In grafologia il tratto è considerato Il DNA della scrittura e, con il movimento, lo spazio e la forma, rappresenta un elemento costitutivo dell’uomo, cioè elemento innato alla natura dell’individuo e pertanto estraneo agli insegnamenti e ai condizionamenti esterni.

Perché viene definito il DNA della scrittura?

Perché sotto l’influsso di droga, alcool o medicinali, come anche in caso di stress o disturbi fisici o psichici esso è il primo indice della scrittura ad alterarsi. Per tale motivo è un validissimo aiuto per verificare l’autografia di una manoscrittura o di una firma, l’olografia di un testamento.

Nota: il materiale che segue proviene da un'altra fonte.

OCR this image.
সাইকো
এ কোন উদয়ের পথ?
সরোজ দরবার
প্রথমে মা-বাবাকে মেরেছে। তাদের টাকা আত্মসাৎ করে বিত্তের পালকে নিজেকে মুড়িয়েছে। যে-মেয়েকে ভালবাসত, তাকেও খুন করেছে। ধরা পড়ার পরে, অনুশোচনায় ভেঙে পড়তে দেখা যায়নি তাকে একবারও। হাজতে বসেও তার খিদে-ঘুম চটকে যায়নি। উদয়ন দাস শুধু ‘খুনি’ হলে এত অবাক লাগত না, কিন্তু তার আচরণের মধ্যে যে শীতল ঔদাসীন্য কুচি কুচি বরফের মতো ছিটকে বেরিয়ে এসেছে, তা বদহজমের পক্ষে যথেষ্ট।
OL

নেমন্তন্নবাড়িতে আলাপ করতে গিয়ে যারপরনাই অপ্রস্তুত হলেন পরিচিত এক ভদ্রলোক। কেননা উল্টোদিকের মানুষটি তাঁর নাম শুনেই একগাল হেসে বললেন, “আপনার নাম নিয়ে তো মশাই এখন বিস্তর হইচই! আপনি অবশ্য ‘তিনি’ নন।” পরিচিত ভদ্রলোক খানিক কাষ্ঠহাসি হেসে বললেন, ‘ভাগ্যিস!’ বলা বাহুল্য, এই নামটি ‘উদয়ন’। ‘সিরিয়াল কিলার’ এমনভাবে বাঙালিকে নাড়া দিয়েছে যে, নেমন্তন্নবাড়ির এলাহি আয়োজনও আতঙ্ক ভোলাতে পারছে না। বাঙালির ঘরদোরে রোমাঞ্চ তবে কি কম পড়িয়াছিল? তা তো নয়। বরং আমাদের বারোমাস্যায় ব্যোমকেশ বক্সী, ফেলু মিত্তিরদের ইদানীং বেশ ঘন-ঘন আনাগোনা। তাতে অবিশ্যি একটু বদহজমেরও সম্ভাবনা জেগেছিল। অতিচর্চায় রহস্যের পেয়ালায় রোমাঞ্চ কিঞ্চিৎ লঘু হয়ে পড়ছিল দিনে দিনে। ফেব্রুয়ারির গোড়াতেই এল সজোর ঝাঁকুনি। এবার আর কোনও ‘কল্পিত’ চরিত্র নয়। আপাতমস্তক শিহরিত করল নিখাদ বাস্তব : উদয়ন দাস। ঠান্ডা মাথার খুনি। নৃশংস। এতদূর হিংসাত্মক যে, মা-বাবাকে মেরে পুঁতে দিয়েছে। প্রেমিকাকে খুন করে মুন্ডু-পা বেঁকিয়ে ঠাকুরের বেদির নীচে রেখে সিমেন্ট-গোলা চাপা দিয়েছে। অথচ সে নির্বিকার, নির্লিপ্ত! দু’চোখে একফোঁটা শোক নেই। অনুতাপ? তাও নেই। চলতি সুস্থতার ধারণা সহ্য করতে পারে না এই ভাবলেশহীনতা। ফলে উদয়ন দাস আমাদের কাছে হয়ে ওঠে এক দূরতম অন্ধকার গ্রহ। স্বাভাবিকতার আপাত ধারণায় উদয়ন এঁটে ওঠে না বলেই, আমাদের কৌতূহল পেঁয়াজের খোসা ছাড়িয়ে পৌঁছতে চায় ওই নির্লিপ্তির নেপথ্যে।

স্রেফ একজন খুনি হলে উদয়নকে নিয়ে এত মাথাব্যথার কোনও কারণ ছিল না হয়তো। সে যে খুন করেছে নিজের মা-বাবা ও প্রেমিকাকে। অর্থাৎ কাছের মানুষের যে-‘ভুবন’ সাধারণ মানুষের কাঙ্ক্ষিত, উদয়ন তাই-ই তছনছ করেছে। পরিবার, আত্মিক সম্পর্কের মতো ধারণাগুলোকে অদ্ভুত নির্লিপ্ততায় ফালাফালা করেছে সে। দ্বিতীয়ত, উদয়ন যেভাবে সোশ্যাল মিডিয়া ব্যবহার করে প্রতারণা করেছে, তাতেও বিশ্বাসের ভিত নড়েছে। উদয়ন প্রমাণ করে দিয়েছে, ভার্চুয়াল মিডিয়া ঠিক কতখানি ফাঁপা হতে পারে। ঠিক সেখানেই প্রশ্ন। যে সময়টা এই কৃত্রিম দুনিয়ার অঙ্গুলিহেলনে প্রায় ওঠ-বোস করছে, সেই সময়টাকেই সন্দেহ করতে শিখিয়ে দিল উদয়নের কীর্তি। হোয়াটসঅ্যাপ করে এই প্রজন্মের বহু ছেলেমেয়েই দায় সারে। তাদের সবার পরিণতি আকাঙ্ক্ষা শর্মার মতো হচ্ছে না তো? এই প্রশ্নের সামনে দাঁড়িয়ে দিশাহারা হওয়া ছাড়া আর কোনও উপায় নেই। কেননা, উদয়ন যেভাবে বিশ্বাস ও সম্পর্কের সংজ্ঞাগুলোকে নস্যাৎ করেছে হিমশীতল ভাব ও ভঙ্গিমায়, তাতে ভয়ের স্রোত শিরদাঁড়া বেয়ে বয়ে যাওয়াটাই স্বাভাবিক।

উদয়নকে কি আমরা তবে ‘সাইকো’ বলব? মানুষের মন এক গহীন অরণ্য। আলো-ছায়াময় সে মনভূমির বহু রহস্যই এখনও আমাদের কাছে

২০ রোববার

In grafologia francese il tratto è stato studiato sotto molteplici aspetti: 

  • Walter Hegar, nel libro “Graphologie par le trait” pubblicato a Parigi dall’editore Vigot, nel 1938, ha studiato il tratto nelle sue più piccole componenti: densità della colata di inchiostro, struttura dei bordi della colata, appoggio sulla riga di base e movimento rapido o lento di ogni singolo segmento della scrittura, riuscendo così e determinare una valutazione quantitativa del tratto.
  • Il neurologo Rudolph Pophal, nel suo libro “Scrittura e cervello” pubblicato nel 1949, ha studiato invece la tensione del tratto, nei suoi aspetti di rilassamento e irrigidimento. Attraverso lo studio dei settori corticale e subcorticale del cervello, ha distinto la scrittura in pallidaria (molle e rilassata), striaria (rigida e tesa) e corticale (regolare e razionale).
  • La criminologa e psicologa Roda Wieser, infine, nel suo libro più famoso “Der verbrecher und seine handschrift” – (“Il criminale e la sua scrittura”) pubblicato nel 1938, ha studiato l’elasticità del tratto, arrivando ad individuare il “ritmo di base” ossia la capacità della scrittura di resistere a qualsiasi urto: un giusto equilibrio di rilassamento e di tensione che è indice di empatia e amore incondizionato per il prossimo. Tale ritmo è indipendente dal grado di istruzione, dalla classe sociale di appartenenza e dalla professione dello scrivente, ma è una qualità innata nell’individuo e pertanto non misurabile, ma solo percettibile nella scrittura.